Fraser Nelson Fraser Nelson

Lies, laughter and the e-word in PMQs

So Brown kicked off by praising the Speaker for “unfailing personal kindness to all members of all parties of this house.” And with a straight face too! This kindness was the problem, the way Michael Martin ushered everyone to the Fees Office to claim their Generation Game conveyor belt-style goodies. And then it got worse.

Brown says the Royal Mail is “losing 5 million letters a year” – he meant pounds. The House started to softly guffaw, William Hague laughed noiselessly. Brown gets narky: nothing irritates him more than the sound of soft but universal derision. Not the roar of laughter that greeted his “save the banks” – so loud that some Tories I know have it as their mobile phone ringtone. The derision was not disruptive but constant. Hague looked like he had tears in one eye. But Brown refused to keep speaking through it, he stopped and looked over at the Speaker, who duly told the House to shut up.

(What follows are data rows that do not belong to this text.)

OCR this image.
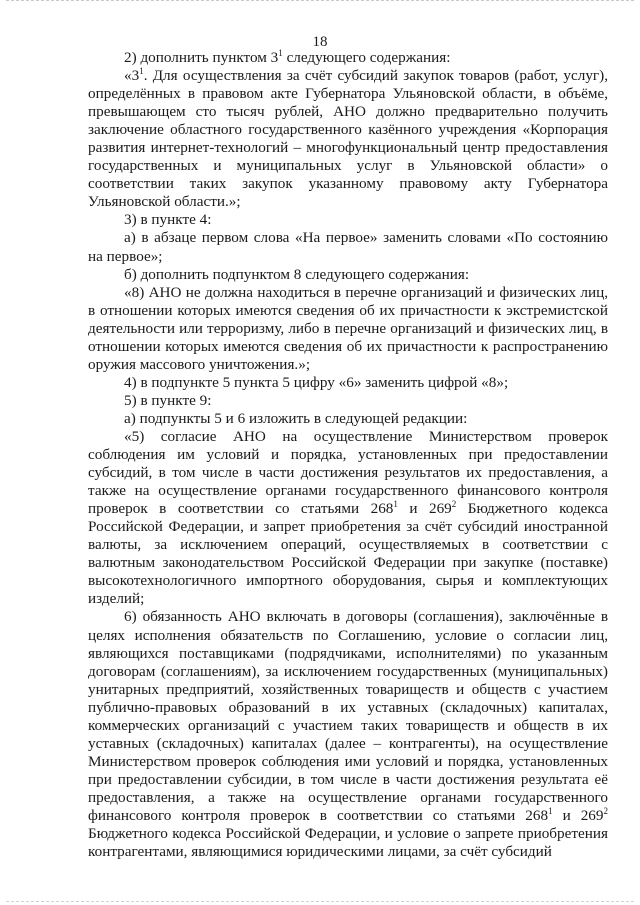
18

2) дополнить пунктом $3^1$ следующего содержания:

«$3^1$. Для осуществления за счёт субсидий закупок товаров (работ, услуг), определённых в правовом акте Губернатора Ульяновской области, в объёме, превышающем сто тысяч рублей, АНО должно предварительно получить заключение областного государственного казённого учреждения «Корпорация развития интернет-технологий – многофункциональный центр предоставления государственных и муниципальных услуг в Ульяновской области» о соответствии таких закупок указанному правовому акту Губернатора Ульяновской области.»;

3) в пункте 4:

а) в абзаце первом слова «На первое» заменить словами «По состоянию на первое»;

б) дополнить подпунктом 8 следующего содержания:

«8) АНО не должна находиться в перечне организаций и физических лиц, в отношении которых имеются сведения об их причастности к экстремистской деятельности или терроризму, либо в перечне организаций и физических лиц, в отношении которых имеются сведения об их причастности к распространению оружия массового уничтожения.»;

4) в подпункте 5 пункта 5 цифру «6» заменить цифрой «8»;

5) в пункте 9:

а) подпункты 5 и 6 изложить в следующей редакции:

«5) согласие АНО на осуществление Министерством проверок соблюдения им условий и порядка, установленных при предоставлении субсидий, в том числе в части достижения результатов их предоставления, а также на осуществление органами государственного финансового контроля проверок в соответствии со статьями $268^1$ и $269^2$ Бюджетного кодекса Российской Федерации, и запрет приобретения за счёт субсидий иностранной валюты, за исключением операций, осуществляемых в соответствии с валютным законодательством Российской Федерации при закупке (поставке) высокотехнологичного импортного оборудования, сырья и комплектующих изделий;

6) обязанность АНО включать в договоры (соглашения), заключённые в целях исполнения обязательств по Соглашению, условие о согласии лиц, являющихся поставщиками (подрядчиками, исполнителями) по указанным договорам (соглашениям), за исключением государственных (муниципальных) унитарных предприятий, хозяйственных товариществ и обществ с участием публично-правовых образований в их уставных (складочных) капиталах, коммерческих организаций с участием таких товариществ и обществ в их уставных (складочных) капиталах (далее – контрагенты), на осуществление Министерством проверок соблюдения ими условий и порядка, установленных при предоставлении субсидии, в том числе в части достижения результата её предоставления, а также на осуществление органами государственного финансового контроля проверок в соответствии со статьями $268^1$ и $269^2$ Бюджетного кодекса Российской Федерации, и условие о запрете приобретения контрагентами, являющимися юридическими лицами, за счёт субсидий
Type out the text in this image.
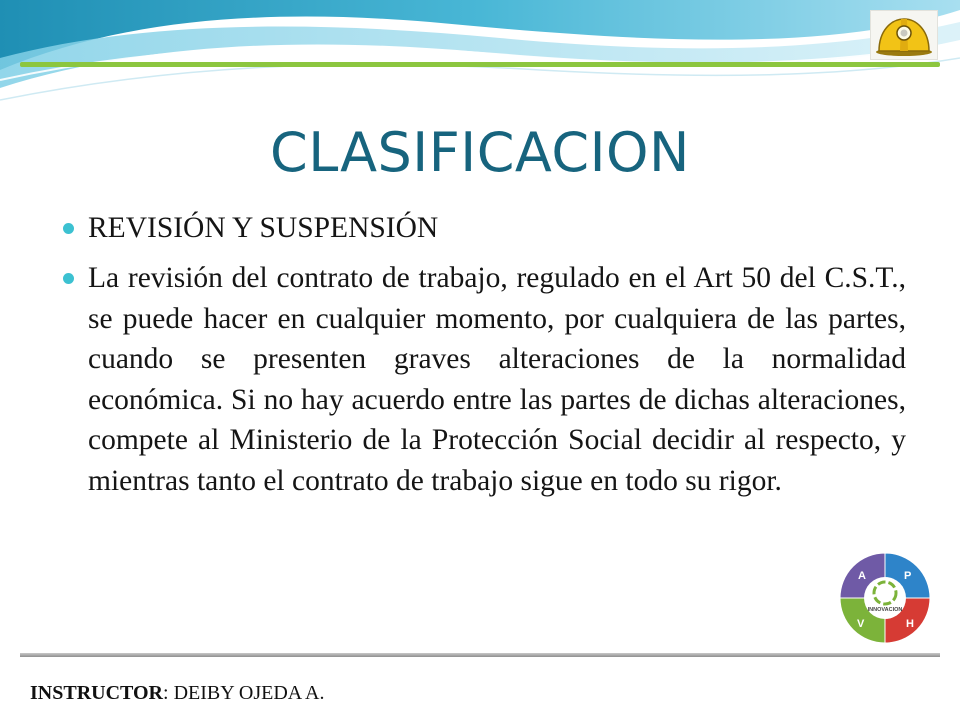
CLASIFICACION
REVISIÓN Y SUSPENSIÓN
La revisión del contrato de trabajo, regulado en el Art 50 del C.S.T., se puede hacer en cualquier momento, por cualquiera de las partes, cuando se presenten graves alteraciones de la normalidad económica. Si no hay acuerdo entre las partes de dichas alteraciones, compete al Ministerio de la Protección Social decidir al respecto, y mientras tanto el contrato de trabajo sigue en todo su rigor.
A	P
V	H
INNOVACION
INSTRUCTOR: DEIBY OJEDA A.
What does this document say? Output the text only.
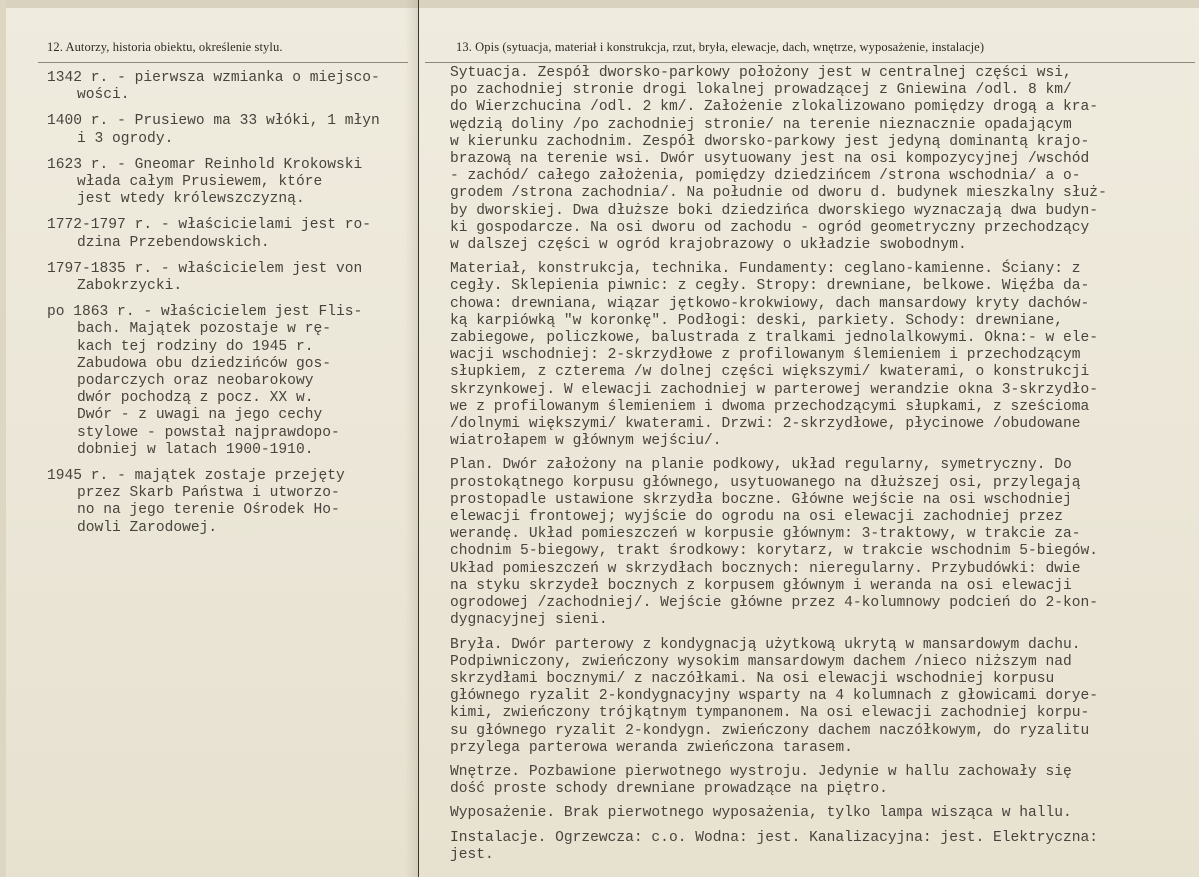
12. Autorzy, historia obiektu, określenie stylu.	13. Opis (sytuacja, materiał i konstrukcja, rzut, bryła, elewacje, dach, wnętrze, wyposażenie, instalacje)
1342 r. - pierwsza wzmianka o miejsco-
wości.
1400 r. - Prusiewo ma 33 włóki, 1 młyn
i 3 ogrody.
1623 r. - Gneomar Reinhold Krokowski
włada całym Prusiewem, które
jest wtedy królewszczyzną.
1772-1797 r. - właścicielami jest ro-
dzina Przebendowskich.
1797-1835 r. - właścicielem jest von
Zabokrzycki.
po 1863 r. - właścicielem jest Flis-
bach. Majątek pozostaje w rę-
kach tej rodziny do 1945 r.
Zabudowa obu dziedzińców gos-
podarczych oraz neobarokowy
dwór pochodzą z pocz. XX w.
Dwór - z uwagi na jego cechy
stylowe - powstał najprawdopo-
dobniej w latach 1900-1910.
1945 r. - majątek zostaje przejęty
przez Skarb Państwa i utworzo-
no na jego terenie Ośrodek Ho-
dowli Zarodowej.
Sytuacja. Zespół dworsko-parkowy położony jest w centralnej części wsi,
po zachodniej stronie drogi lokalnej prowadzącej z Gniewina /odl. 8 km/
do Wierzchucina /odl. 2 km/. Założenie zlokalizowano pomiędzy drogą a kra-
wędzią doliny /po zachodniej stronie/ na terenie nieznacznie opadającym
w kierunku zachodnim. Zespół dworsko-parkowy jest jedyną dominantą krajo-
brazową na terenie wsi. Dwór usytuowany jest na osi kompozycyjnej /wschód
- zachód/ całego założenia, pomiędzy dziedzińcem /strona wschodnia/ a o-
grodem /strona zachodnia/. Na południe od dworu d. budynek mieszkalny służ-
by dworskiej. Dwa dłuższe boki dziedzińca dworskiego wyznaczają dwa budyn-
ki gospodarcze. Na osi dworu od zachodu - ogród geometryczny przechodzący
w dalszej części w ogród krajobrazowy o układzie swobodnym.
Materiał, konstrukcja, technika. Fundamenty: ceglano-kamienne. Ściany: z
cegły. Sklepienia piwnic: z cegły. Stropy: drewniane, belkowe. Więźba da-
chowa: drewniana, wiązar jętkowo-krokwiowy, dach mansardowy kryty dachów-
ką karpiówką "w koronkę". Podłogi: deski, parkiety. Schody: drewniane,
zabiegowe, policzkowe, balustrada z tralkami jednolalkowymi. Okna:- w ele-
wacji wschodniej: 2-skrzydłowe z profilowanym ślemieniem i przechodzącym
słupkiem, z czterema /w dolnej części większymi/ kwaterami, o konstrukcji
skrzynkowej. W elewacji zachodniej w parterowej werandzie okna 3-skrzydło-
we z profilowanym ślemieniem i dwoma przechodzącymi słupkami, z sześcioma
/dolnymi większymi/ kwaterami. Drzwi: 2-skrzydłowe, płycinowe /obudowane
wiatrołapem w głównym wejściu/.
Plan. Dwór założony na planie podkowy, układ regularny, symetryczny. Do
prostokątnego korpusu głównego, usytuowanego na dłuższej osi, przylegają
prostopadle ustawione skrzydła boczne. Główne wejście na osi wschodniej
elewacji frontowej; wyjście do ogrodu na osi elewacji zachodniej przez
werandę. Układ pomieszczeń w korpusie głównym: 3-traktowy, w trakcie za-
chodnim 5-biegowy, trakt środkowy: korytarz, w trakcie wschodnim 5-biegów.
Układ pomieszczeń w skrzydłach bocznych: nieregularny. Przybudówki: dwie
na styku skrzydeł bocznych z korpusem głównym i weranda na osi elewacji
ogrodowej /zachodniej/. Wejście główne przez 4-kolumnowy podcień do 2-kon-
dygnacyjnej sieni.
Bryła. Dwór parterowy z kondygnacją użytkową ukrytą w mansardowym dachu.
Podpiwniczony, zwieńczony wysokim mansardowym dachem /nieco niższym nad
skrzydłami bocznymi/ z naczółkami. Na osi elewacji wschodniej korpusu
głównego ryzalit 2-kondygnacyjny wsparty na 4 kolumnach z głowicami dorye-
kimi, zwieńczony trójkątnym tympanonem. Na osi elewacji zachodniej korpu-
su głównego ryzalit 2-kondygn. zwieńczony dachem naczółkowym, do ryzalitu
przylega parterowa weranda zwieńczona tarasem.
Wnętrze. Pozbawione pierwotnego wystroju. Jedynie w hallu zachowały się
dość proste schody drewniane prowadzące na piętro.
Wyposażenie. Brak pierwotnego wyposażenia, tylko lampa wisząca w hallu.
Instalacje. Ogrzewcza: c.o. Wodna: jest. Kanalizacyjna: jest. Elektryczna:
jest.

Then Cameron – “I will never forget the kindness you showed me in 2001”. The mortgage interest repayment form no doubt. Then Cameron goes on to hit a bullseye: what did Brown mean when he said an election will cause chaos? A Tory government would be chaos, Brown replies, to roars from his backbenches. He beams, and looks around in a “didn’t I do well?” kind of way. Well not really, as this was the answer Cameron was waiting for, and he responded by claiming that Brown had just implicitly admitted that the Tories would win the next election.  

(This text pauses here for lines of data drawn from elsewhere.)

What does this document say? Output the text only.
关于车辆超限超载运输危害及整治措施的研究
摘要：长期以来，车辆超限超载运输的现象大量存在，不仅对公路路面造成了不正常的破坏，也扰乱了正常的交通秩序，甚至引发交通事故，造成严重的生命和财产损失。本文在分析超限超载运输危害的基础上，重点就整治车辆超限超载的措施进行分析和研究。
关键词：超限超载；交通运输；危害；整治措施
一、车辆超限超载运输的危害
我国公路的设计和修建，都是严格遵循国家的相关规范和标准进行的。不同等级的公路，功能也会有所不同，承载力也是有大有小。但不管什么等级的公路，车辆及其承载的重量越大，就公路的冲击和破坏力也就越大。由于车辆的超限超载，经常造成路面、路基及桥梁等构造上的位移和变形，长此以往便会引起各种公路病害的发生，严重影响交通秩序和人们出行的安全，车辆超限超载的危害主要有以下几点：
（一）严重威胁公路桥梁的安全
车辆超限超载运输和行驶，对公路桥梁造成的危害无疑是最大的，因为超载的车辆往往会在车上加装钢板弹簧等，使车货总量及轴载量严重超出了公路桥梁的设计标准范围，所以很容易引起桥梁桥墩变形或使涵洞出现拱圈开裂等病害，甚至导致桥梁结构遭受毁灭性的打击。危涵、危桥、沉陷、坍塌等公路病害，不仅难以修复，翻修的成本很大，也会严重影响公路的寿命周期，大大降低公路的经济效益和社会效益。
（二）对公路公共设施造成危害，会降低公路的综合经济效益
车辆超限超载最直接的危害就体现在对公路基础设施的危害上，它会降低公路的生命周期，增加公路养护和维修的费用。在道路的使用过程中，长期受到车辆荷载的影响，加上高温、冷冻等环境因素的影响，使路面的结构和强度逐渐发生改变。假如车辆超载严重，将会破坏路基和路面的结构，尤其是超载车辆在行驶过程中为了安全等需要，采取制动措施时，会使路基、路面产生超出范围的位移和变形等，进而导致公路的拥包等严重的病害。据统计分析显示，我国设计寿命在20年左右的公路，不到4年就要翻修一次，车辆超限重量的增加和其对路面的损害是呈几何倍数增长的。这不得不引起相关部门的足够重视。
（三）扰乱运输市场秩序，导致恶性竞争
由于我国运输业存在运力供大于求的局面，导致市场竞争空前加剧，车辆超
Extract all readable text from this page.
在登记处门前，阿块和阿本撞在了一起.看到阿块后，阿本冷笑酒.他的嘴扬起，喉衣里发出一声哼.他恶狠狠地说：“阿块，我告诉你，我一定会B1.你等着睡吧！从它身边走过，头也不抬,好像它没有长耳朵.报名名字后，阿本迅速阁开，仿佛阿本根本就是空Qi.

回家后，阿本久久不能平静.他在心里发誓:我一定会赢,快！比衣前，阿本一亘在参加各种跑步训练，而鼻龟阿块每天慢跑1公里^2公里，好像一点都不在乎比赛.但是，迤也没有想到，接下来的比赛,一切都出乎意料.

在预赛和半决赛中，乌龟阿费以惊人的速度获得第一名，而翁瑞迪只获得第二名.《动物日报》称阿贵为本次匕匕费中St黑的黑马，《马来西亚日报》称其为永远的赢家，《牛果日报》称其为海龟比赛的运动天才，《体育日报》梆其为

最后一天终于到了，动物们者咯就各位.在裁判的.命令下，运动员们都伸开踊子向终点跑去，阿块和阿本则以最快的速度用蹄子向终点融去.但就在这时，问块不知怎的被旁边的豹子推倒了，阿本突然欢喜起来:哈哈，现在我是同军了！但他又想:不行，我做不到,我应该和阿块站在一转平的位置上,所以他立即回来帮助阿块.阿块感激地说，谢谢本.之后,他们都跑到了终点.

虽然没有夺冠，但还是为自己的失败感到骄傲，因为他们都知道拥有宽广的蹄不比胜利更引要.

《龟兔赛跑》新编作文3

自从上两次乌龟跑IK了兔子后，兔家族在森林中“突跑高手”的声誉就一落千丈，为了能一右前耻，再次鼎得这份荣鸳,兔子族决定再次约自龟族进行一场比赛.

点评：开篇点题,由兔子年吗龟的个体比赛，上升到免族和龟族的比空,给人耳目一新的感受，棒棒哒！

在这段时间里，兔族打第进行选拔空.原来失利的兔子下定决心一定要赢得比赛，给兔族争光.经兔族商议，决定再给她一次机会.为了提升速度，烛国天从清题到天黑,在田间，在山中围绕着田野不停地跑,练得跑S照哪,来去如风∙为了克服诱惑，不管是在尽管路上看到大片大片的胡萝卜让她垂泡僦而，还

Cameron tried that voice-quivers-with-anger thing as he continued to demand an election, custom made for the lunchtime news. And I don’t say this to diss him: the definition of a successful PMQs is getting a ten second slot on the news.

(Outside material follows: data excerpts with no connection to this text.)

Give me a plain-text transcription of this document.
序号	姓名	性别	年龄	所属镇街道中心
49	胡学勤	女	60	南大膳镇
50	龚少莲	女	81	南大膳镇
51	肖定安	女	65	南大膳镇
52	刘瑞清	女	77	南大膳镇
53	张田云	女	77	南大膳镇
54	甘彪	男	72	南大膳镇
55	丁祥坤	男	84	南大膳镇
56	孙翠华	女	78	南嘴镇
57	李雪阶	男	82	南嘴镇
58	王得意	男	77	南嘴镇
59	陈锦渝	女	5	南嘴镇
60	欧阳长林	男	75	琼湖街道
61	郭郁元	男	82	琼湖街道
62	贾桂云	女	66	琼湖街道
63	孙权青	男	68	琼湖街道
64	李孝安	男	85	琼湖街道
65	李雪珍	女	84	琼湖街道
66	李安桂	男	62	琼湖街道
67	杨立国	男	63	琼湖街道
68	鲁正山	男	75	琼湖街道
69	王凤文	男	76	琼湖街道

Brown talks about 100,000 being helped back to work every month, and denounces Tory cuts. “The country would be longer in recession if ever we had the misfortune of him ever being in power”. Cameron should just go nuclear here: doesn’t the PM claim that the recession is ending this year? Or is there something he’d like to tell us? How dare he talk about public sector cuts when his Budget proposes a 7pc cut across all public services in 2011? And will he be honest enough to admit in the House that this is the case – or, even now, does he struggle to level with the public? Cameron didn’t engage on this point: a shame, as Brown would not have let a Tory gvt forget that the dole queue is soaring. Its the only economic metric (other than house prices) the public care about.

I couldn’t hear Clegg’s words of praise for Martin as everyone – rightly – protested. He urged that “the whole way we do politics must be transformed” (i.e. propotional representation), and then he didn’t get called for a second question. Martin claimed it was a mistake and then, “I thought there were two questions in the first one”. Laughter and a bit of applause for Martin, getting a wee bit of revenge. “Touché, Mr Speaker” replies Clegg, rather gracefully. It’s strange how Brown can never turn debating setbacks to his advantage as Blair used to do so brilliantly.

A planted question about supposed Tory policies (I love the way Labour mps make a point of reading them from a piece of paper as if in protest), and Brown in response: “To give 3000 millionaires £200,000 would be completely scandalous”. It would, if anyone were proposing it. This is why the Tories are ill advised to think “what will Brown say” when forging policies. Brown will lie and, and as I have blogged before, this point really is a lie rather than an exaggeration. The PM is evidently in campaign mode – maybe Cameron will get that election after all.